Applying root.xpath() with regex returns a lxml.etree._ElementUnicodeResult


I'm generating a model to find out where a piece of text is located in an HTML file.

So, I have a database with plenty of data from different newspaper's articles with data like title, publish date, authors and news text. What I'm trying to do is by analyzing this data, generate a model that can find by itself the XPath to the HTML tags with this content.

The problem is when I use a regex within the xpath method as shown here:

from lxml import html

with open('somecode.html', 'r') as f:
    root = html.fromstring(f.read())

list_of_xpaths = root.xpath('//*/@*[re:match(.,"2019-04-15")]')

This is an example of searching for the publish date in the code. It returns a lxml.etree._ElementUnicodeResult instead of lxml.etree._Element.

Unfortunately, this type of element doesn't let me get the XPath to where is it locate like an lxml.etree._Element after applying root.getroottree().getpath(list_of_xpaths[0]).

Is there a way to get the XPath for this type of element? How?

Is there a way to lxml with regex return an lxml.etree._ElementUnicodeResult element instead?


Solution

  • The problem is that you get an attribute value represented as an instance of _ElementUnicodeResult class.

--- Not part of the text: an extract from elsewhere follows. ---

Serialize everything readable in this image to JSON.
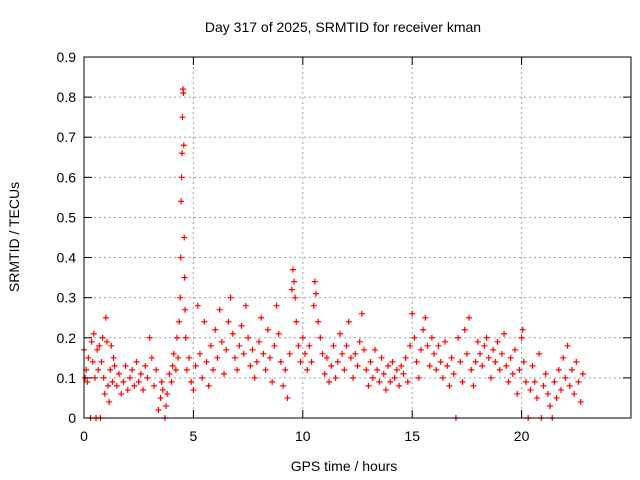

    If we introspect what _ElementUnicodeResult class provides, we could see that it allows you to get to the element which has this attribute via .getparent() method:

    attribute = list_of_xpaths[0]
    element = attribute.getparent()
    
    print(root.getroottree().getpath(element))
    

    This would get us a path to the element, but as we need an attribute name as well, we could do:

    print(attribute.attrname) 
    

    Then, to get the complete xpath pointing at the element attribute, we may use:

    path_to_element = root.getroottree().getpath(element)
    attribute_name = attribute.attrname
    
    complete_path = path_to_element + "/@" + attribute_name
    print(complete_path)
    

    FYI, _ElementUnicodeResult also indicates if this is actually an attribute via .is_attribute property (as this class also represents text nodes and tails as well).